Shout Magazine

Mark Kostabi on Inka Essenhigh

Two years ago I had never heard of Inka Essenhigh. Now I am convinced that she is the best artist to have emerged within the last decade. She entered the art scene like a lightning bolt, appearing in numerous group shows, one-person shows (at Stefan Stux Gallery and Deitch Projects), a museum show at the Albright Knox Art Gallery and various glossy magazines. She is now poised for her most high-profile display yet: an exhibition at the legendary Mary Boone Gallery with Peter Halley.

Before I ever saw her work, I heard her name and liked it. Some of us are born lucky with perfect artist-names like “Picasso,” “Rembrandt,” “Kostabi,” “Michelangelo,” and “Essenhigh.” Hers is somehow very modern, musical and memorable: “Inka Essenhigh.” Maybe it’s the K in Inka that I’m drawn to. “Inka” makes me think of “Tonka,” “Essenhigh” has “highness” in it. Her highness, Inka Essenhigh, is the new queen of the art scene.

I started seeing Inka’s work in catalogs, magazine articles and in various artists’ studios. By the time I beheld her two large-scale masterpieces in the “Greater New York” show, currently at P.S.1, I was worshipful and submissive. We’re not worthy, but we appreciate the generosity of a real artist in our midst, a transcendent visionary who flirts with the cybernetic sublime in her “one shot” enamel renditions of a future world made of “some plastic substance that won’t decompose.”

“Evil-minded little cartoon humanoids” act out strange narratives in Essenhigh’s uniquely colored world. Although peppered with distant echoes of Francis Bacon, Japanese Ukiyo-E prints, Duchamp’s Chocolate Grinder, Matta, Tanguy, Valerio Adami and Sue Williams, her work is ultimately original. Essenhigh exhibits a masterful balance of a restrained, sophisticated palette and exquisitely surprising compositions which juxtapose vast, restful expanses of flatness with her warped and squishy, polymorphic, figural events.

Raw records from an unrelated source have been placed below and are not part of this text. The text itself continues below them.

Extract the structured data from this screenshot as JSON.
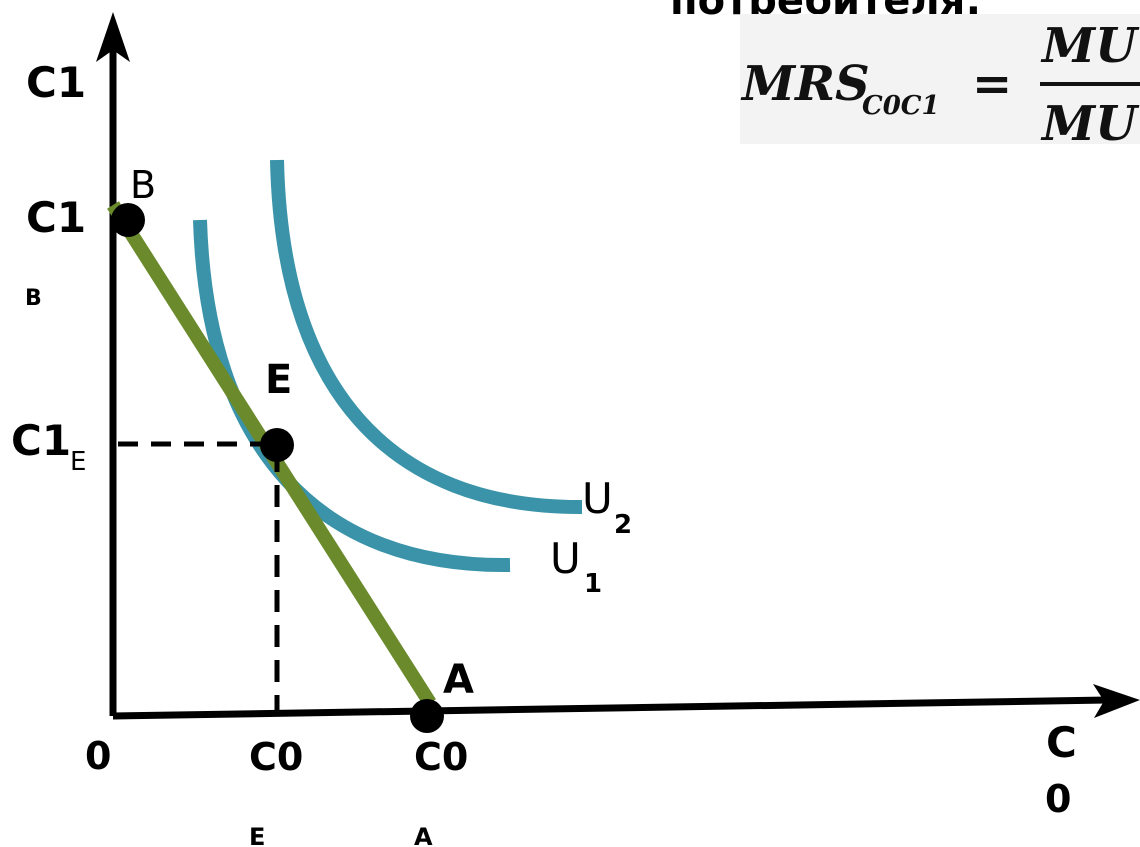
{
  "header_fragment": "потребителя:",
  "formula": {
    "lhs": "MRS",
    "subscript": "C0C1",
    "equals": "=",
    "numerator": "MU",
    "denominator": "MU"
  },
  "axes": {
    "y_label": "C1",
    "x_label_main": "C",
    "x_label_sub": "0",
    "origin": "0"
  },
  "ticks": {
    "y_b_main": "C1",
    "y_b_sub": "B",
    "y_e_main": "C1",
    "y_e_sub": "E",
    "x_e_main": "C0",
    "x_e_sub": "E",
    "x_a_main": "C0",
    "x_a_sub": "A"
  },
  "points": {
    "B": "B",
    "E": "E",
    "A": "A"
  },
  "curves": {
    "u1_main": "U",
    "u1_sub": "1",
    "u2_main": "U",
    "u2_sub": "2"
  },
  "colors": {
    "budget_line": "#6b8a2c",
    "indifference": "#3a93a8",
    "axis": "#000000"
  }
}
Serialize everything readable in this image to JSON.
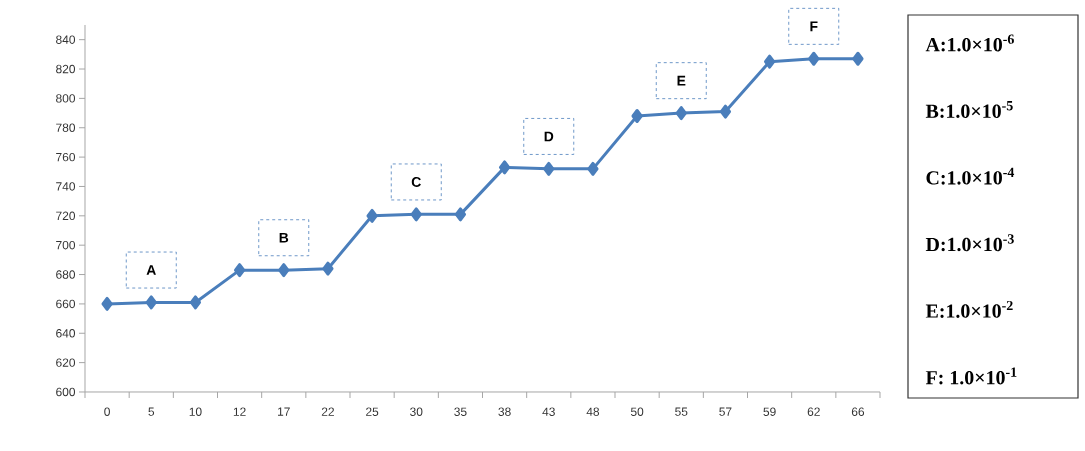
{
  "chart_data": {
    "type": "line",
    "categories": [
      "0",
      "5",
      "10",
      "12",
      "17",
      "22",
      "25",
      "30",
      "35",
      "38",
      "43",
      "48",
      "50",
      "55",
      "57",
      "59",
      "62",
      "66"
    ],
    "series": [
      {
        "color": "#4a7ebb",
        "values": [
          660,
          661,
          661,
          683,
          683,
          684,
          720,
          721,
          721,
          753,
          752,
          752,
          788,
          790,
          791,
          825,
          827,
          827
        ]
      }
    ],
    "ylim": [
      600,
      850
    ],
    "yticks": [
      600,
      620,
      640,
      660,
      680,
      700,
      720,
      740,
      760,
      780,
      800,
      820,
      840
    ],
    "marker": "diamond",
    "line_style": "solid",
    "annotations": [
      "A",
      "B",
      "C",
      "D",
      "E",
      "F",
      "A:1.0×10$^{-6}$",
      "B:1.0×10$^{-5}$",
      "C:1.0×10$^{-4}$",
      "D:1.0×10$^{-3}$",
      "E:1.0×10$^{-2}$",
      "F: 1.0×10$^{-1}$"
    ]
  }
}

The combination of Inka Essenhigh with cybernetically informed geometric abstractionist Peter Halley, as seen in the present exhibition, is a surprisingly interesting and astute idea. If you were to rub a little store-bought dirt into the canvas of a cold, bright, computer-oriented Peter Halley painting, and plant a slime coated grape seed in it, you would give birth to Inka Essenhigh’s olive green, khaki and turquoise universe of peculiar pixies navigating the virtual age.